Female Genital Mutilation (FGM) is a worldwide plague affecting 29 countries at least. In Africa it is ingrained in the society. Nigeria's Government outlawed it in May 2015, but doubts remain whether this will actually improve on Nigerian women's conditions and refresh the African debate on FGM
by Pietro Dionisio
Degree in Political Science, International Relations
Cesare Alfieri School, University of Florence, Italy
Female Genital Mutilation in Nigeria: is it over?
In Nigeria almost 19,9 million out of 86,9 million girls and women underwent Female Genital Mutilation (FGM) in 2013.
In this Country the practice is deeply rooted in social beliefs and its origin is shrouded in uncertainty either as an initiation ceremony of young girls into womanhood or a tool to ensure virginity, curb promiscuity, and protect female modesty and chastity as well. Due to its strong religious nature, it is not easy to identify a single practice bound up with FGM.
Finally, the practice was banned on 25 May 2015 when the former President Goodluck Jonathan signed the “Violence Against Persons (Prohibition) Act, 2015” as a move aimed to eliminate violence in private and public life by banning any form of physical, sexual, psychological, and domestic assault, along with harmful and discriminatory practices, while inflicting proper punishment on offenders and providing maximum protection and effective remedies for victims.
As such, based on its 6th article stating that “the circumcision or genital mutilation of the girl child or woman is hereby prohibited”, the Act prohibits FGM in the whole Nigerian Federation.
Despite optimism that the Act will allow women and girls to escape FGM, doubts remain whether it will be enforced throughout Country and entail adequate punishment on offenders.
Admittedly, the May move is not new to many states in the Country which signed a bill criminalizing FGM several years ago.
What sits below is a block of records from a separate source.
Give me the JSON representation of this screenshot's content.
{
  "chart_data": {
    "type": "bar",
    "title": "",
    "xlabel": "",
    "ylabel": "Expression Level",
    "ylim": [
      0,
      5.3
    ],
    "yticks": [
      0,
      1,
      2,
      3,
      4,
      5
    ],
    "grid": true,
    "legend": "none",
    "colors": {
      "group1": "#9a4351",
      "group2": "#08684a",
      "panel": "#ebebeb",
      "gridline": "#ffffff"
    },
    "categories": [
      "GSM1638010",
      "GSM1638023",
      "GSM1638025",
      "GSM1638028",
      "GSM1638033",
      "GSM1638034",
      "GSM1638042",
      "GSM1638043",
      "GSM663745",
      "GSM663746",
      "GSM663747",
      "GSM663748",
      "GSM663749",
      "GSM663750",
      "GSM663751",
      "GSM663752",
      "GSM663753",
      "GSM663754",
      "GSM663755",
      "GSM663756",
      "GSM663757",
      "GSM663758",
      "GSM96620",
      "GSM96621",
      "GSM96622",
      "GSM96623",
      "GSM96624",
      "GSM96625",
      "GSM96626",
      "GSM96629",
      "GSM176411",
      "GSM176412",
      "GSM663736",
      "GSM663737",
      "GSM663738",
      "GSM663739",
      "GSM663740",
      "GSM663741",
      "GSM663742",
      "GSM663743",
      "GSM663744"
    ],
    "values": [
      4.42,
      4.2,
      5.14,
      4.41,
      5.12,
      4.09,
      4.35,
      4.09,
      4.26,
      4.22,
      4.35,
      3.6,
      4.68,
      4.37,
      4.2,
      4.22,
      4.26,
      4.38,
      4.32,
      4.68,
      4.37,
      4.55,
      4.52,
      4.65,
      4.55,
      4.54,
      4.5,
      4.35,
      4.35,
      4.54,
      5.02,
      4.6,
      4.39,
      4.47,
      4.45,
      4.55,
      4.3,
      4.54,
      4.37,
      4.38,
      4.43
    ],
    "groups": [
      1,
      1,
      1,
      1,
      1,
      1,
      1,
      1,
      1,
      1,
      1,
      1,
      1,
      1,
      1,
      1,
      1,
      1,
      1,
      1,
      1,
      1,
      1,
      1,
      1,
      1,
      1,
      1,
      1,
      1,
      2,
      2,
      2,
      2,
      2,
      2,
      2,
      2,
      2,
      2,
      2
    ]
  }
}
Since the Edo State outlawed the practice in 1999, other states, e.g. Rivers, Ogun, Osun, Cross River and Bayelsa among others, did the same, wherein Section 34(1)(a) of the 1999 Constitution of the Federal Republic of Nigeria was the basis for banning the practice nationwide. It states, indeed, that “Every individual is entitled to respect for the dignity of his person, and accordingly; no person shall be subject to torture or to inhuman or degrading treatment”.
Unfortunately, available data show that FGM continues to be practiced at a constant frequency over the years. Indeed, despite legislation, this practice has been uninterrupted due to the lack of law enforcement and effective measures of punishment.
The prevalence of FGM significantly varies by state. In the states cited above, the percentage of girls and women aged 15 to 49 years who have undergone FGM remains high (between 26 per cent and 50 per cent), with the Osun State ranking higher (51 per cent to 80 per cent).
In the face of this, it is a ray of hope that the share of 15-19 years old girls who have undergone FGM is seemingly in decline recently.
Lev Tolstoj in his masterpiece “World and Peace” says “writing laws is easy, but governing is difficult”. As can be seen in this instance, laws are not sufficient if they are not underpinned by a social framework that makes they sustainably work.
Since May 2015, Nigeria has taken a big steps, and hopefully they will translate into a real improvement on Nigerian women’s conditions. Unfortunately, the previous experience of single states leaves more than a doubt for material change. Indeed, due to FGM’s strong religious/cultural nature, laws will expectedly fall short of non-discriminatory targets unless they are supported by strategies to change specific social behavior.
Hence, increasing awareness on health implications of FGM and equipping the law to effectively punish offenders could definitely serve as a deterrent against FGM and its practitioners.
The Nigerian’s ban of FGM could be instrumental to refreshment of the relevant African debate.
In fact, even though several countries passed legislation outlawing FGM (e.g. Benin, Chad, Cote d’Ivoire and Djibouti, among others), FGM still remains a social plague. As such, only 36 out of the 54 African countries have ratified so far the 2003 “Protocol to the African Charter on Human and Peoples’ Rights on the Rights of Women in Africa” banning FGM all over the Continent. Three of them (Botswana, Egypt and Tunisia) have neither ratified nor signed the “Protocol”, while other countries (such as Algeria, Burundi, Chad, Central Africa Republic, Eritrea, Ethiopia, Madagascar, Mauritius, Niger, Sahrawi Arab Democratic Republic, Sierra Leone, Somalia, South Sudan, Sudan and Sao Tome and Principe) have signed but not ratified it yet.
In view of all of the progress yet to be made, it is remarkable that things are changing, even though. In fact, today, a greater percentage of women do not tolerate FGM any longer. Today 62 percent of Nigerian girls and women think that FGM should come to a stop, the ratio is even higher in other countries.
Overall, the framework described here shows that Nigeria’s Act against FGM formalizes the beliefs of arising population providing a credible basis for real change due to changing views not only in the Country but in the whole Africa as well.